Letter: Another bank bailout?
Congresswoman Annie Kuster wants the American taxpayer to bail out Citigroup for up to $3 trillion dollars if that bank’s investments in risky derivatives collapses. Derivatives are the complex financial instruments criminal Wall Street banks used to nearly destroy the world economy and thrust the country into a deep recession.
How about the other too-big-to-fail banks and their trillions of dollars worth of hazardous derivatives? Should taxpayers be forced to bail them out again as well? Kuster, along with 69 of her Democratic and 222 of her Republican colleagues, believes so.

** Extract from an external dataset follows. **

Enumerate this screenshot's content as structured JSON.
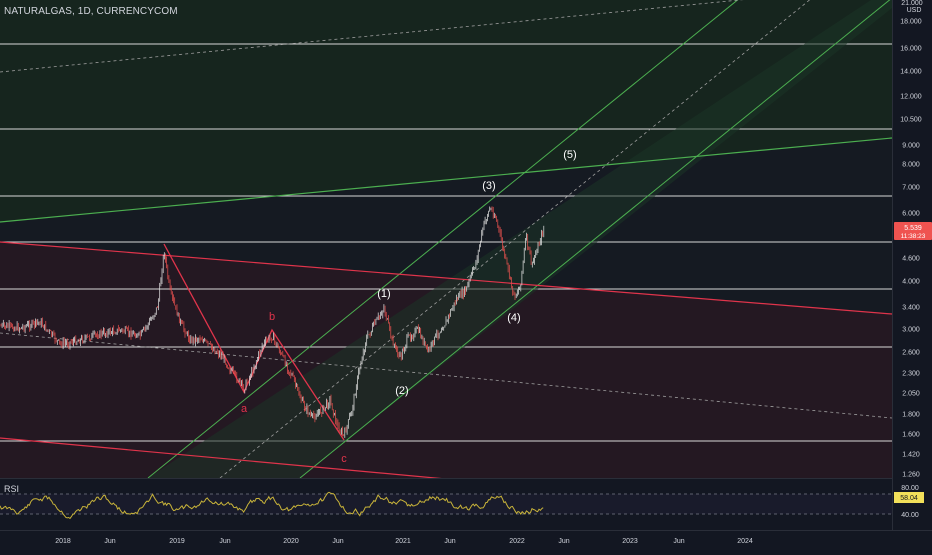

That’s why they passed HR992, the Swaps Regulatory Improvement Act, in the House of Representatives.
This deplorable legislation, largely written by Citigroup’s lobbyists, would gut Section 716 of the Dodd-Frank law enacted after the 2008 financial crisis. Section 716 keeps taxpayers off the hook from bailing out the bank’s derivatives.
Rep. Jim Himes, a Connecticut Democrat, who has received $66,450 from Citigroup and is a co-sponsor of HR992, said former congressman Barney Frank and regulators support the bill. He’s lying.
This legislation stands little chance of passing in the Senate, but Kuster should be looking out for the public interest instead of trolling for campaign contributions from Wall Street.